Seeking to calm the upheaval in his department, Mr. Barr issued a pointed denunciation on Thursday of Mr. Trump’s tweets, which included criticism of the federal judge overseeing the Stone case and even the jury forewoman. Mr. Barr said the commentary from the president made it “impossible for me to do my job” and insisted that “I’m not going to be bullied or influenced by anybody.”

“I cannot do my job here at the department with a constant background commentary that undercuts me,” said Mr. Barr, who has been one of Mr. Trump’s closest and most reliable allies since taking over at the Justice Department.

Past presidents in both parties have respected long standing traditions that are aimed at preventing political influence from the White House on Justice Department investigations, especially criminal inquiries that involved administration officials or friends of the president. The rules have been in place since the Watergate investigation, in which President Richard M. Nixon sought to pressure the F.B.I.

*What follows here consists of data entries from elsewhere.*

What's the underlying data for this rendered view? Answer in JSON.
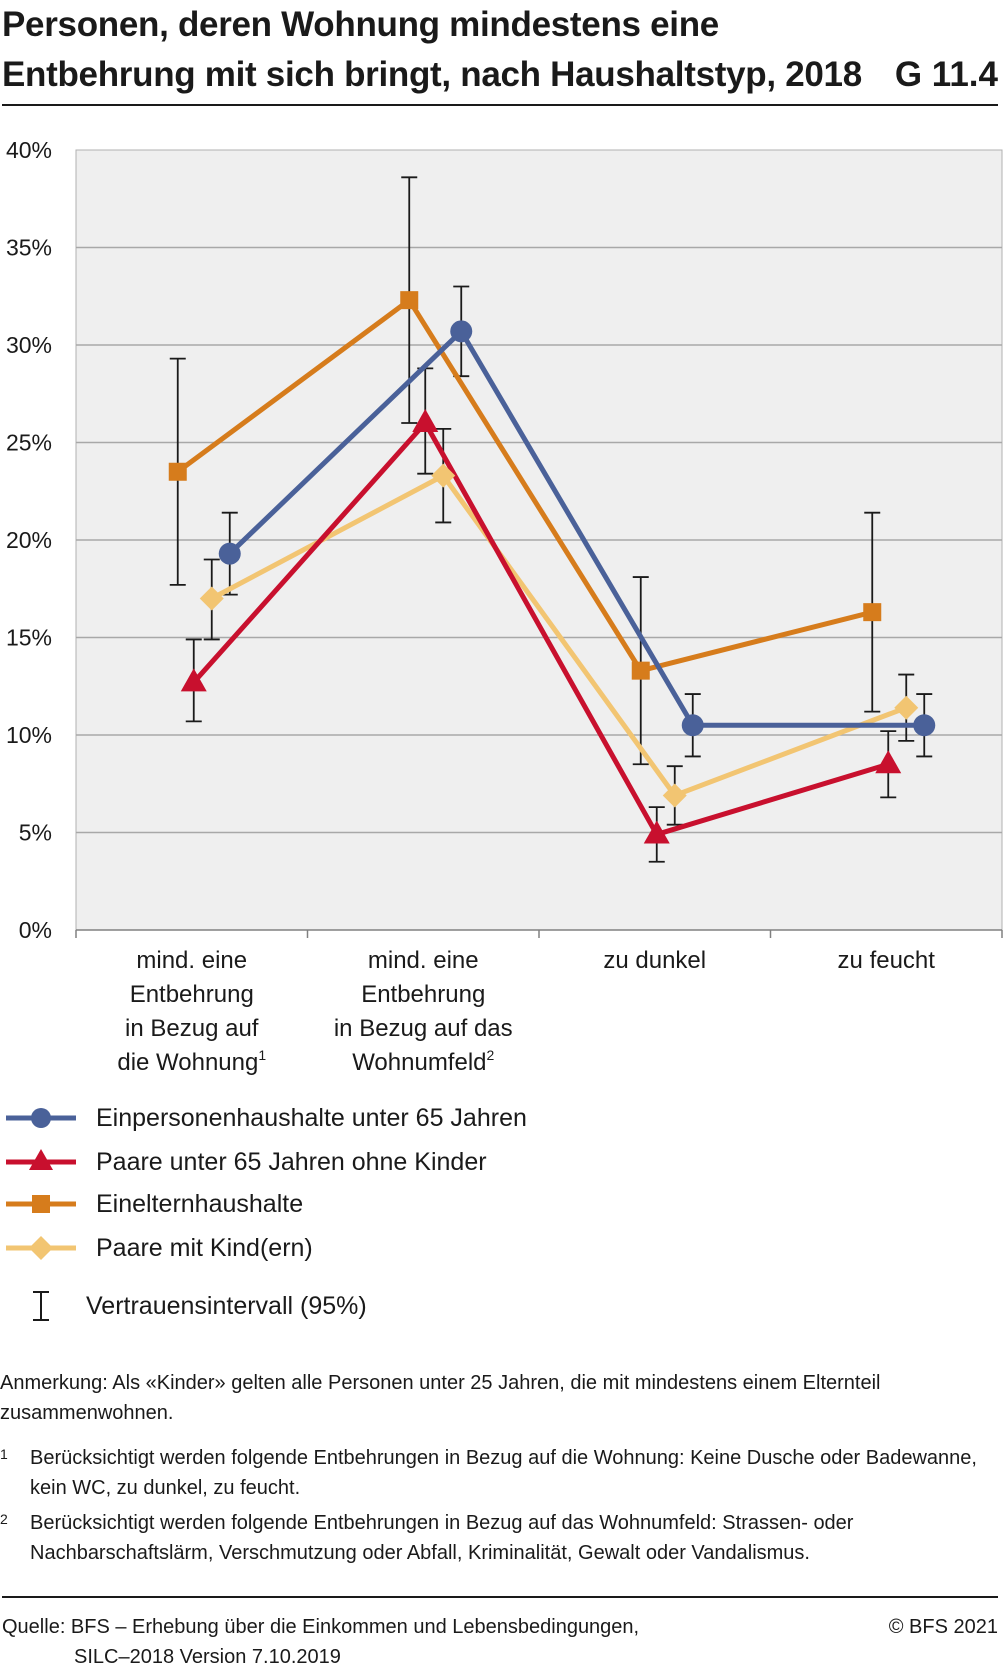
{
  "header": {
    "title": "Personen, deren Wohnung mindestens eine Entbehrung mit sich bringt, nach Haushaltstyp, 2018",
    "code": "G 11.4"
  },
  "chart_data": {
    "type": "line",
    "categories": [
      {
        "lines": [
          "mind. eine",
          "Entbehrung",
          "in Bezug auf",
          "die Wohnung"
        ],
        "sup": "1"
      },
      {
        "lines": [
          "mind. eine",
          "Entbehrung",
          "in Bezug auf das",
          "Wohnumfeld"
        ],
        "sup": "2"
      },
      {
        "lines": [
          "zu dunkel"
        ],
        "sup": ""
      },
      {
        "lines": [
          "zu feucht"
        ],
        "sup": ""
      }
    ],
    "yticks": [
      "0%",
      "5%",
      "10%",
      "15%",
      "20%",
      "25%",
      "30%",
      "35%",
      "40%"
    ],
    "ylim": [
      0,
      40
    ],
    "grid": true,
    "series": [
      {
        "name": "Einpersonenhaushalte unter 65 Jahren",
        "color": "#4a6199",
        "marker": "circle",
        "values": [
          19.3,
          30.7,
          10.5,
          10.5
        ],
        "ci_low": [
          17.2,
          28.4,
          8.9,
          8.9
        ],
        "ci_high": [
          21.4,
          33.0,
          12.1,
          12.1
        ]
      },
      {
        "name": "Paare unter 65 Jahren ohne Kinder",
        "color": "#c8102e",
        "marker": "triangle",
        "values": [
          12.7,
          26.0,
          4.9,
          8.5
        ],
        "ci_low": [
          10.7,
          23.4,
          3.5,
          6.8
        ],
        "ci_high": [
          14.9,
          28.8,
          6.3,
          10.2
        ]
      },
      {
        "name": "Einelternhaushalte",
        "color": "#d67c1c",
        "marker": "square",
        "values": [
          23.5,
          32.3,
          13.3,
          16.3
        ],
        "ci_low": [
          17.7,
          26.0,
          8.5,
          11.2
        ],
        "ci_high": [
          29.3,
          38.6,
          18.1,
          21.4
        ]
      },
      {
        "name": "Paare mit Kind(ern)",
        "color": "#f2c572",
        "marker": "diamond",
        "values": [
          17.0,
          23.3,
          6.9,
          11.4
        ],
        "ci_low": [
          14.9,
          20.9,
          5.4,
          9.7
        ],
        "ci_high": [
          19.0,
          25.7,
          8.4,
          13.1
        ]
      }
    ],
    "ci_label": "Vertrauensintervall (95%)"
  },
  "notes": {
    "remark": "Anmerkung: Als «Kinder» gelten alle Personen unter 25 Jahren, die mit mindestens einem Elternteil zusammenwohnen.",
    "footnote1_mark": "1",
    "footnote1": "Berücksichtigt werden folgende Entbehrungen in Bezug auf die Wohnung: Keine Dusche oder Badewanne, kein WC, zu dunkel, zu feucht.",
    "footnote2_mark": "2",
    "footnote2": "Berücksichtigt werden folgende Entbehrungen in Bezug auf das Wohnumfeld: Strassen- oder Nachbarschaftslärm, Verschmutzung oder Abfall, Kriminalität, Gewalt oder Vandalismus."
  },
  "footer": {
    "source_line1": "Quelle: BFS – Erhebung über die Einkommen und Lebensbedingungen,",
    "source_line2": "SILC–2018 Version 7.10.2019",
    "copyright": "© BFS 2021"
  }
}
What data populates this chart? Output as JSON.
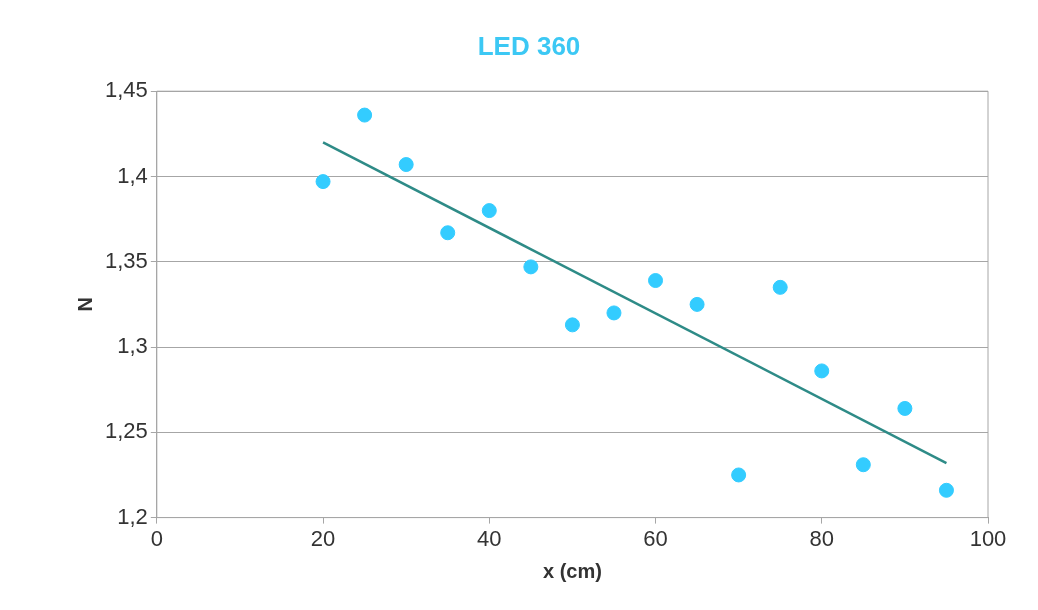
{
  "chart_data": {
    "type": "scatter",
    "title": "LED 360",
    "xlabel": "x (cm)",
    "ylabel": "N",
    "x": [
      20,
      25,
      30,
      35,
      40,
      45,
      50,
      55,
      60,
      65,
      70,
      75,
      80,
      85,
      90,
      95
    ],
    "series": [
      {
        "color": "#33ccff",
        "values": [
          1.397,
          1.436,
          1.407,
          1.367,
          1.38,
          1.347,
          1.313,
          1.32,
          1.339,
          1.325,
          1.225,
          1.335,
          1.286,
          1.231,
          1.264,
          1.216
        ]
      },
      {
        "type": "line",
        "color": "#2e8b87",
        "marker": "none",
        "x": [
          20,
          95
        ],
        "values": [
          1.42,
          1.232
        ]
      }
    ],
    "xlim": [
      0,
      100
    ],
    "xticks": [
      0,
      20,
      40,
      60,
      80,
      100
    ],
    "ylim": [
      1.2,
      1.45
    ],
    "yticks": [
      {
        "value": 1.2,
        "label": "1,2"
      },
      {
        "value": 1.25,
        "label": "1,25"
      },
      {
        "value": 1.3,
        "label": "1,3"
      },
      {
        "value": 1.35,
        "label": "1,35"
      },
      {
        "value": 1.4,
        "label": "1,4"
      },
      {
        "value": 1.45,
        "label": "1,45"
      }
    ],
    "grid": "y",
    "legend": false,
    "marker": "circle",
    "line_style": "solid"
  }
}
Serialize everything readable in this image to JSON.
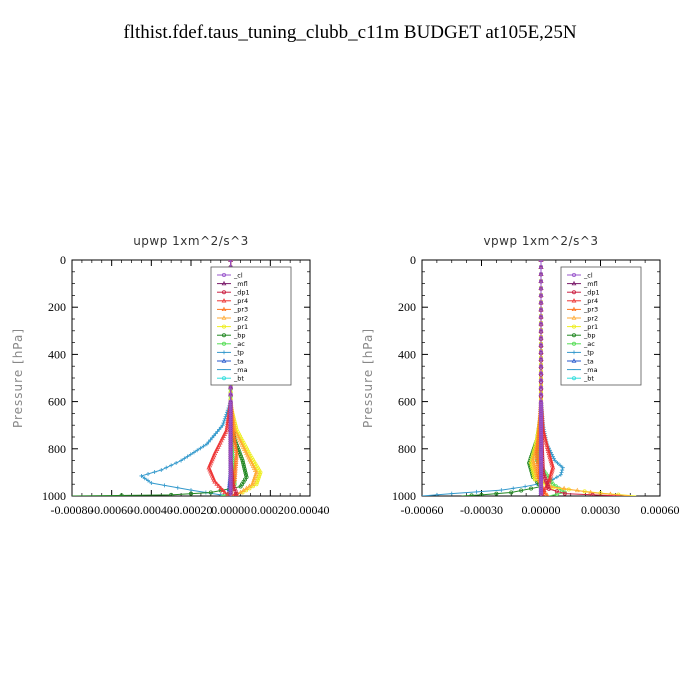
{
  "title": "flthist.fdef.taus_tuning_clubb_c11m  BUDGET at105E,25N",
  "chart_data": [
    {
      "type": "line",
      "title": "upwp   1xm^2/s^3",
      "ylabel": "Pressure [hPa]",
      "xlim": [
        -0.0008,
        0.0004
      ],
      "ylim": [
        1000,
        0
      ],
      "xticks": [
        "-0.00080",
        "-0.00060",
        "-0.00040",
        "-0.00020",
        "0.00000",
        "0.00020",
        "0.00040"
      ],
      "yticks": [
        "0",
        "200",
        "400",
        "600",
        "800",
        "1000"
      ],
      "legend_loc": "upper-right",
      "series": [
        {
          "name": "_cl",
          "color": "#9955cc",
          "marker": "circle",
          "points": [
            [
              0,
              0
            ],
            [
              0,
              600
            ],
            [
              0,
              900
            ],
            [
              0,
              980
            ],
            [
              0,
              1000
            ]
          ]
        },
        {
          "name": "_mfl",
          "color": "#7a1a6a",
          "marker": "tri",
          "points": [
            [
              0,
              0
            ],
            [
              0,
              600
            ],
            [
              0,
              900
            ],
            [
              0,
              1000
            ]
          ]
        },
        {
          "name": "_dp1",
          "color": "#cc2244",
          "marker": "circle",
          "points": [
            [
              0,
              0
            ],
            [
              0,
              600
            ],
            [
              0,
              850
            ],
            [
              1e-05,
              950
            ],
            [
              3e-05,
              990
            ],
            [
              2e-05,
              1000
            ]
          ]
        },
        {
          "name": "_pr4",
          "color": "#ee3333",
          "marker": "tri",
          "points": [
            [
              0,
              0
            ],
            [
              0,
              600
            ],
            [
              -2e-05,
              720
            ],
            [
              -8e-05,
              820
            ],
            [
              -0.00011,
              880
            ],
            [
              -8e-05,
              940
            ],
            [
              -3e-05,
              985
            ],
            [
              0,
              1000
            ]
          ]
        },
        {
          "name": "_pr3",
          "color": "#ff7722",
          "marker": "tri",
          "points": [
            [
              0,
              0
            ],
            [
              0,
              600
            ],
            [
              1e-05,
              720
            ],
            [
              3e-05,
              820
            ],
            [
              2e-05,
              930
            ],
            [
              0.0,
              990
            ],
            [
              4e-05,
              1000
            ]
          ]
        },
        {
          "name": "_pr2",
          "color": "#ffaa33",
          "marker": "tri",
          "points": [
            [
              0,
              0
            ],
            [
              0,
              600
            ],
            [
              2e-05,
              720
            ],
            [
              8e-05,
              820
            ],
            [
              0.00013,
              900
            ],
            [
              0.00011,
              950
            ],
            [
              5e-05,
              985
            ],
            [
              0,
              1000
            ]
          ]
        },
        {
          "name": "_pr1",
          "color": "#eeee22",
          "marker": "circle",
          "points": [
            [
              0,
              0
            ],
            [
              0,
              620
            ],
            [
              3e-05,
              720
            ],
            [
              0.0001,
              830
            ],
            [
              0.00015,
              900
            ],
            [
              0.00013,
              950
            ],
            [
              6e-05,
              985
            ],
            [
              0,
              1000
            ]
          ]
        },
        {
          "name": "_bp",
          "color": "#228822",
          "marker": "circle",
          "points": [
            [
              0,
              0
            ],
            [
              0,
              650
            ],
            [
              2e-05,
              760
            ],
            [
              6e-05,
              850
            ],
            [
              8e-05,
              920
            ],
            [
              5e-05,
              960
            ],
            [
              -0.0001,
              985
            ],
            [
              -0.0003,
              995
            ],
            [
              -0.0008,
              1000
            ]
          ]
        },
        {
          "name": "_ac",
          "color": "#55dd55",
          "marker": "circle",
          "points": [
            [
              0,
              0
            ],
            [
              0,
              700
            ],
            [
              1e-05,
              850
            ],
            [
              2e-05,
              950
            ],
            [
              -1e-05,
              995
            ],
            [
              -5e-05,
              1000
            ]
          ]
        },
        {
          "name": "_tp",
          "color": "#3399cc",
          "marker": "star",
          "points": [
            [
              0,
              0
            ],
            [
              0,
              600
            ],
            [
              -4e-05,
              700
            ],
            [
              -0.00012,
              780
            ],
            [
              -0.00025,
              850
            ],
            [
              -0.00035,
              890
            ],
            [
              -0.00045,
              915
            ],
            [
              -0.0004,
              945
            ],
            [
              -0.0002,
              975
            ],
            [
              -5e-05,
              995
            ],
            [
              0,
              1000
            ]
          ]
        },
        {
          "name": "_ta",
          "color": "#2255cc",
          "marker": "tri",
          "points": [
            [
              0,
              0
            ],
            [
              0,
              600
            ],
            [
              0,
              900
            ],
            [
              -1e-05,
              990
            ],
            [
              0,
              1000
            ]
          ]
        },
        {
          "name": "_ma",
          "color": "#3399cc",
          "marker": "dash",
          "points": [
            [
              0,
              0
            ],
            [
              0,
              900
            ],
            [
              0,
              1000
            ]
          ]
        },
        {
          "name": "_bt",
          "color": "#33dddd",
          "marker": "circle",
          "points": [
            [
              0,
              0
            ],
            [
              0,
              900
            ],
            [
              0,
              1000
            ]
          ]
        }
      ]
    },
    {
      "type": "line",
      "title": "vpwp   1xm^2/s^3",
      "ylabel": "Pressure [hPa]",
      "xlim": [
        -0.0006,
        0.0006
      ],
      "ylim": [
        1000,
        0
      ],
      "xticks": [
        "-0.00060",
        "-0.00030",
        "0.00000",
        "0.00030",
        "0.00060"
      ],
      "yticks": [
        "0",
        "200",
        "400",
        "600",
        "800",
        "1000"
      ],
      "legend_loc": "upper-right",
      "series": [
        {
          "name": "_cl",
          "color": "#9955cc",
          "marker": "circle",
          "points": [
            [
              0,
              0
            ],
            [
              0,
              600
            ],
            [
              0,
              900
            ],
            [
              0,
              1000
            ]
          ]
        },
        {
          "name": "_mfl",
          "color": "#7a1a6a",
          "marker": "tri",
          "points": [
            [
              0,
              0
            ],
            [
              0,
              600
            ],
            [
              0,
              900
            ],
            [
              0,
              1000
            ]
          ]
        },
        {
          "name": "_dp1",
          "color": "#cc2244",
          "marker": "circle",
          "points": [
            [
              0,
              0
            ],
            [
              0,
              700
            ],
            [
              1e-05,
              900
            ],
            [
              4e-05,
              970
            ],
            [
              0.00012,
              990
            ],
            [
              0.0004,
              1000
            ]
          ]
        },
        {
          "name": "_pr4",
          "color": "#ee3333",
          "marker": "tri",
          "points": [
            [
              0,
              0
            ],
            [
              0,
              600
            ],
            [
              1e-05,
              720
            ],
            [
              4e-05,
              820
            ],
            [
              6e-05,
              880
            ],
            [
              4e-05,
              940
            ],
            [
              1e-05,
              985
            ],
            [
              0,
              1000
            ]
          ]
        },
        {
          "name": "_pr3",
          "color": "#ff7722",
          "marker": "tri",
          "points": [
            [
              0,
              0
            ],
            [
              0,
              600
            ],
            [
              -1e-05,
              720
            ],
            [
              -2e-05,
              820
            ],
            [
              -1e-05,
              930
            ],
            [
              2e-05,
              990
            ],
            [
              4e-05,
              1000
            ]
          ]
        },
        {
          "name": "_pr2",
          "color": "#ffaa33",
          "marker": "tri",
          "points": [
            [
              0,
              0
            ],
            [
              0,
              650
            ],
            [
              -1e-05,
              750
            ],
            [
              -4e-05,
              850
            ],
            [
              -2e-05,
              920
            ],
            [
              5e-05,
              960
            ],
            [
              0.00025,
              985
            ],
            [
              0.00045,
              1000
            ]
          ]
        },
        {
          "name": "_pr1",
          "color": "#eeee22",
          "marker": "circle",
          "points": [
            [
              0,
              0
            ],
            [
              0,
              650
            ],
            [
              -2e-05,
              760
            ],
            [
              -5e-05,
              860
            ],
            [
              -3e-05,
              930
            ],
            [
              6e-05,
              965
            ],
            [
              0.0003,
              988
            ],
            [
              0.00048,
              1000
            ]
          ]
        },
        {
          "name": "_bp",
          "color": "#228822",
          "marker": "circle",
          "points": [
            [
              0,
              0
            ],
            [
              0,
              650
            ],
            [
              -2e-05,
              760
            ],
            [
              -6e-05,
              860
            ],
            [
              -4e-05,
              920
            ],
            [
              0.0,
              960
            ],
            [
              -0.00015,
              985
            ],
            [
              -0.0003,
              995
            ],
            [
              -0.0004,
              1000
            ]
          ]
        },
        {
          "name": "_ac",
          "color": "#55dd55",
          "marker": "circle",
          "points": [
            [
              0,
              0
            ],
            [
              0,
              700
            ],
            [
              -2e-05,
              850
            ],
            [
              6e-05,
              950
            ],
            [
              0.00012,
              985
            ],
            [
              4e-05,
              1000
            ]
          ]
        },
        {
          "name": "_tp",
          "color": "#3399cc",
          "marker": "star",
          "points": [
            [
              0,
              0
            ],
            [
              0,
              600
            ],
            [
              1e-05,
              700
            ],
            [
              3e-05,
              780
            ],
            [
              7e-05,
              850
            ],
            [
              0.00011,
              880
            ],
            [
              0.0001,
              910
            ],
            [
              4e-05,
              940
            ],
            [
              -8e-05,
              960
            ],
            [
              -0.0002,
              975
            ],
            [
              -0.00045,
              990
            ],
            [
              -0.0006,
              1000
            ]
          ]
        },
        {
          "name": "_ta",
          "color": "#2255cc",
          "marker": "tri",
          "points": [
            [
              0,
              0
            ],
            [
              0,
              900
            ],
            [
              0,
              1000
            ]
          ]
        },
        {
          "name": "_ma",
          "color": "#3399cc",
          "marker": "dash",
          "points": [
            [
              0,
              0
            ],
            [
              0,
              900
            ],
            [
              0,
              1000
            ]
          ]
        },
        {
          "name": "_bt",
          "color": "#33dddd",
          "marker": "circle",
          "points": [
            [
              0,
              0
            ],
            [
              0,
              900
            ],
            [
              0,
              1000
            ]
          ]
        }
      ]
    }
  ]
}
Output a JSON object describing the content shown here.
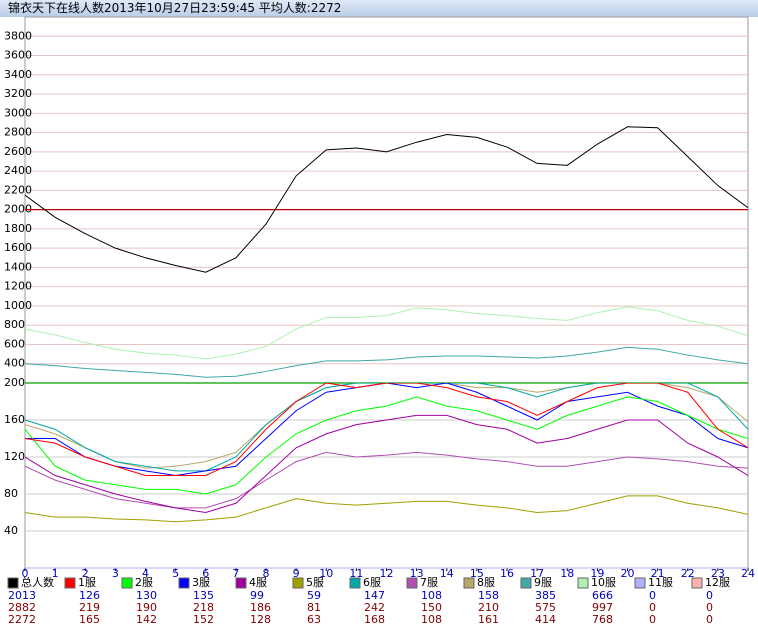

Mr. Trump has repeatedly ignored those traditions, making contact with F.B.I. officials and communicating with top Justice Department officials through Twitter and in person. His claim in Friday’s tweet that he had “so far chosen” not to interfere in criminal cases is contradicted by a record of his actions during his three years in office.

Robert S. Mueller III, the special counsel in the Russian election interference inquiry, documented numerous instances in which the president sought to impede federal investigators as they examined the activities of Mr. Trump’s White House advisers and former campaign aides in what could be construed as obstruction of justice. In his final report, Mr. Mueller said that Justice Department rules did not allow sitting presidents to be indicted.